Contudo, minha obscuridade intelectual se aclarou, os sonhos começaram a roçar em mim suas asas
silenciosas.
[...]
Eu olhei para meu quarto com um sentimento de expectativa que nada justificava; os móveis estavam
perfeitamente em seus lugares, a lâmpada estava acesa no seu suporte, docemente desbotada pela brancura
leitosa de seu globo de cristal fosco; as aquarelas brilhavam sob os vidros da Boêmia; as cortinas caíam
languidamente: tudo possuía um ar dormente e tranquilo.
Contudo, depois de alguns instantes, esse interior tão calmo pareceu se perturbar, o madeiramento estalava
furtivamente; o tição enterrado na cinza lançou de repente um jato de gás azul, e os discos
das pateras pareciam dois olhos de metal, atentos como eu às coisas que se passariam ali.
Minha vista se voltou, por acaso, para a mesa sobre a qual eu havia colocado o pé da princesa Hermontis.
Ao invés de estar imóvel como convém a um pé embalsamado há quatro mil anos, ele se agitava, se contraía
e saltitava sobre os papéis como um sapo amedrontado: parecia estar em contato com uma pilha voltaica; eu
ouvi distintamente o barulho seco que produzia seu pequeno calcanhar, duro como uma pata de gazela.
Visão pessimista
O Romantismo apresentou uma face sinistra e tétrica. Nessa tendência, predominavam as atmosferas
noturnas, propícias à emotividade e ao mistério. A visão pessimista da existência conduzia o artista
romântico à exploração das forças do mal: o satanismo e a morbidez.
O trecho a seguir foi extraído de O guarani, romance do escritor brasileiro José de Alencar (1829-1877).

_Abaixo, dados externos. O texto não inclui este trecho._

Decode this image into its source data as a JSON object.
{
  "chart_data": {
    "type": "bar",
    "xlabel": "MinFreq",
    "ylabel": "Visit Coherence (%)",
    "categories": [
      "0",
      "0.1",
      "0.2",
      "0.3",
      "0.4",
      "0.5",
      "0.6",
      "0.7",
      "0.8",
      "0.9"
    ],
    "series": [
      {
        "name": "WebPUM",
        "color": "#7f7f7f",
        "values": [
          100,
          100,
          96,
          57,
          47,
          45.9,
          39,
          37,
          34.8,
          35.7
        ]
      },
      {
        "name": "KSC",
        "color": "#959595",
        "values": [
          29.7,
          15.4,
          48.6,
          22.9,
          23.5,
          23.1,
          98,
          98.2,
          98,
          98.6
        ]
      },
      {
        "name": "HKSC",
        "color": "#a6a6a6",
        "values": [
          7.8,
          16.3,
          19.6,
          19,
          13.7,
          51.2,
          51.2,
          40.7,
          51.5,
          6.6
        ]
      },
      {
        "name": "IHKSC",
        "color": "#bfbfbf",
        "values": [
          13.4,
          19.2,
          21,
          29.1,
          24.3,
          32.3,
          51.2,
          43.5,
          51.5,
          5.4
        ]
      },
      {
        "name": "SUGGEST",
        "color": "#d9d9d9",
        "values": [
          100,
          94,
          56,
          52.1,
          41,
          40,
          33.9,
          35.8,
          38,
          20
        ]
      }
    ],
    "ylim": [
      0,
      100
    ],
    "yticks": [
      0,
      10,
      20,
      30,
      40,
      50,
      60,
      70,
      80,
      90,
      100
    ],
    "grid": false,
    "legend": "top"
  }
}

Nele, ocorre o encontro entre dois personagens, o jovem Álvaro e o italiano Loredano.
Era meio-dia.
Um troço de cavaleiros, que constaria quando muito de quinze pessoas, costeava a margem direita do
Paraíba.
Estavam todos armados da cabeça até aos pés; além da grande espada de guerra que batia as ancas do
animal, cada um deles trazia à cinta dois pistoletes, um punhal na ilharga do calção, e o arcabuz passado a
tiracolo pelo ombro esquerdo.
Pouco adiante, dois homens a pé tocavam alguns animais carregados de caixas e outros volumes cobertos
com uma sarapilheira alcatroada, que os abrigava da chuva.
[...]
Uma das ocasiões, em que os cavaleiros se aproximavam da tropa que seguia a alguns passos, um moço de
vinte e oito anos, bem parecido, e que marchava à frente do troço, governando o seu cavalo com muito garbo
e gentileza, quebrou o silêncio geral.
— Vamos, rapazes! disse ele alegremente aos caminheiros, um pouco de diligência, e chegaremos com
cedo. Restam-nos apenas umas quatro léguas!
[...]
Nestas ocasiões, o italiano lançava sobre ele um olhar a furto, cheio de malícia e ironia; depois continuava a
assobiar entre dentes uma cançoneta de condottiere, de quem ele apresentava o verdadeiro tipo.
Um rosto moreno, coberto por uma longa barba negra, entre a qual o sorriso desdenhoso fazia brilhar a alvura
de seus dentes; olhos vivos, a fronte larga, descoberta pelo chapéu desabado que caía sobre os ombros; alta
estatura, e uma constituição forte, ágil e musculosa, eram os principais traços deste aventureiro.